Schwierige Lebensphasen wie die jetzige, an denen wir alle neue Wege finden müssen um uns anzupassen, bieten auch die Möglichkeit sein Bewegungsverhalten in ein neues Licht zu rücken. Bist du zB im Homeoffice an Schreibtisch und Laptop gebunden? Versuch doch mal einen Stehtisch draus zu machen. Um nochmal zu Micheal Gregor zurück zu kehren, er hat sich unter seinem Stehtisch ein Laufband gestellt um so während Videokonferenzen seine täglichen Schritte zu absolvieren! Wenn die gewohnten Wege zu Arbeit, Schule oder Uni fehlen, dann könnte der Lebensmitteleinkauf möglicherweise auch zu Fuß gemacht werden und das Eingekaufte dann von dir selbst getragen werden anstatt es im Auto zu transportieren. Stell dir während deiner Arbeitszeit im Homeoffice einen Wecker, damit du spätestens alle 60 Minuten mal aufstehst, dich streckst und vielleicht 20 Kniebeugen machst, dir dann ein neues Glas Wasser holst, lüftest und die Wäsche aufhängst die gerade fertig geworden ist. Aktiv zu bleiben hilft nicht nur unserem Bewegungsapparat, sondern hilft auch andere Systeme unseres Körpers wie Herz, Gefäße, Lunge, Verdauungstrakt usw auf Trapp zu halten. Bewegung erhält auch unser psychisches Wohlbefinden, indem wir uns mal zurück an die Wurzeln unseres Daseins begeben und unseren Körper in den Mittelpunkt stellen. Zusätzlich gibt es dann noch Goodies, wie die positiven Auswirkungen auf die Schlafqualität und der Spaß, der beim gemeinsamen Sporteln mit Freund*innen entsteht.

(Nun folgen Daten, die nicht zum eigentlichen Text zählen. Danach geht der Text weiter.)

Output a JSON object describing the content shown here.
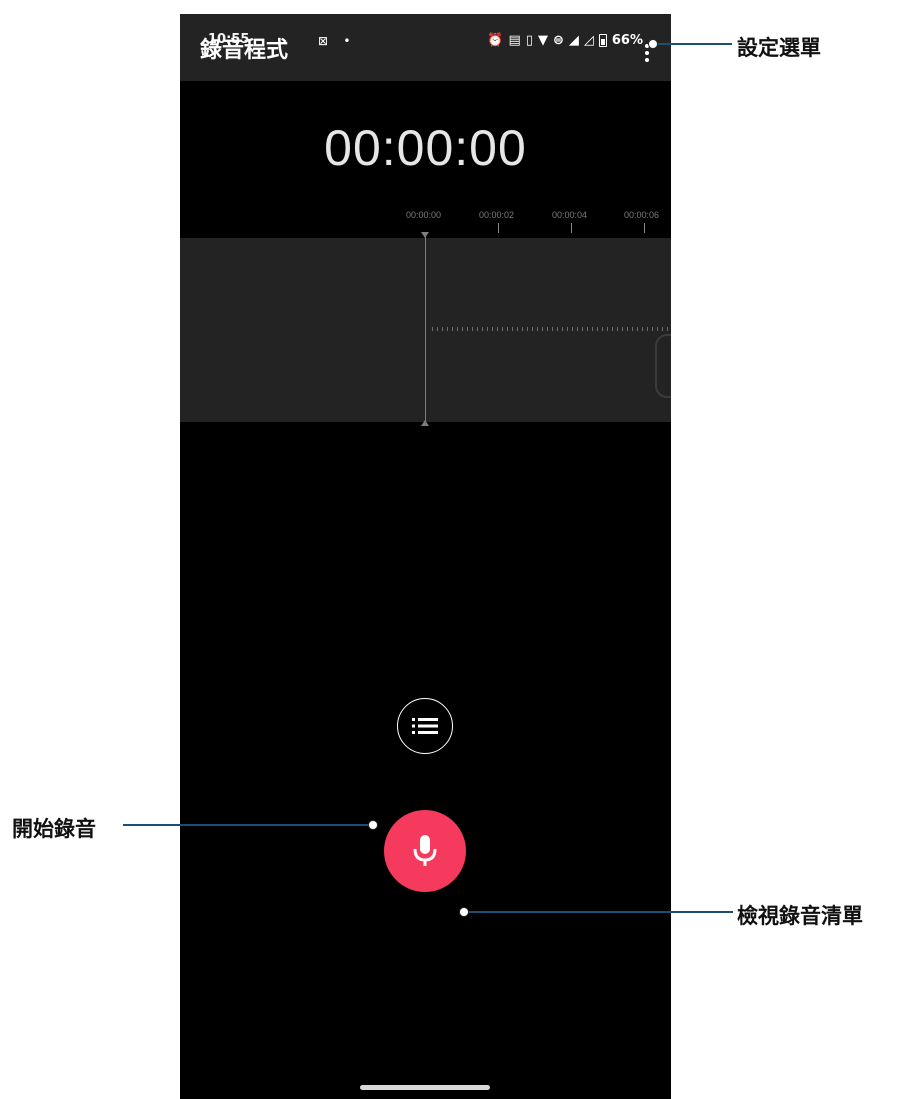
{
  "status_bar": {
    "time": "10:55",
    "battery_percent": "66%",
    "left_icons": [
      "settings-gear-icon",
      "bulb-icon",
      "image-icon",
      "dot-icon"
    ],
    "right_icons": [
      "alarm-icon",
      "auto-icon",
      "vibrate-icon",
      "wifi-icon",
      "volte-icon",
      "sim-icon",
      "signal-icon",
      "no-signal-icon",
      "battery-icon"
    ]
  },
  "app_bar": {
    "title": "錄音程式",
    "menu_icon": "more-vert-icon"
  },
  "recorder": {
    "elapsed": "00:00:00",
    "timeline_labels": [
      "00:00:00",
      "00:00:02",
      "00:00:04",
      "00:00:06"
    ]
  },
  "controls": {
    "list_icon": "list-icon",
    "record_icon": "mic-icon",
    "record_color": "#f53a5d"
  },
  "annotations": {
    "settings_menu": "設定選單",
    "view_recordings": "檢視錄音清單",
    "start_recording": "開始錄音",
    "line_color": "#1d4e73"
  }
}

Wie schaffe ich es nun langfristig Bewegung mit meinem Alltag zu kombinieren?

Für mich ist der wichtigste Antreiber für Motivation, der Grund warum ich mir ein Ziel setze oder mir Veränderung wünsche. Bewege ich mich nur, weil mir jemand sagt das es gut für meine Gesundheit ist, bin ich früher oder später mit Schuldgefühlen und Erwartungsdruck konfrontiert. Quäle ich mich dreimal die Woche für eine Stunde am Crosstrainer, nur damit ich Sport gemacht habe, macht dies erstens einen ansonsten inaktiven Alltag nicht wieder wett und zweitens werde ich auf Dauer einen negativen Bezug zu Bewegung und Sport aufbauen, der mit Druck und Zwang verbunden ist. Wie wichtig Bewegung ist, ist dem Großteil der Menschheit mittlerweile klar. Aber wie in vielen Aspekten im Leben ist es entscheidend, Spaß und einen freudigen Zugang zur Aufgabe zu finden.

Wie ich nun festgestellt habe, ist der Unterschied zwischen 7000, 8000 oder 9000 Schritten marginal. Je mehr desto besser, aber keine fixe Zahl die auf jede*n Einzelne*n anwendbar. Wichtig ist es für sich selbst herauszufinden, warum wir uns an ein externes Ziel wie die 10.000 Schritte wenden. Je klarer der Sinn und der persönliche Wert des Zieles für uns sind, umso leichter wird es uns fallen, unsere selbstgesteckte Ziellinie zu erreichen. Bewegung in seinen Alltag einzubauen ist ein experimenteller Prozess. Auf dieser Reise muss jede*r selbst herausfinden, was möglich ist und was einem am meisten Freude bereitet. Wenn man mal hin und wieder einen Tag auf der Couch sitzt und Netflix glotzt, sollte man sich dadurch nicht entmutigen lassen. Diese Tage hab ich auch als professionelle Leistungssportlerin. Ruhe und Erholung braucht unser Körper genauso. Wie gut ich mich nach einem Tag voll Bewegung und Sport fühle, ist jedoch der Kontrast der mich jedes mal wieder vom Sofa holt.

 

Quellen:

„Active living is more than just physical fitness or exercise. It means making physical activity a part of daily living“  Choi et al. (2007)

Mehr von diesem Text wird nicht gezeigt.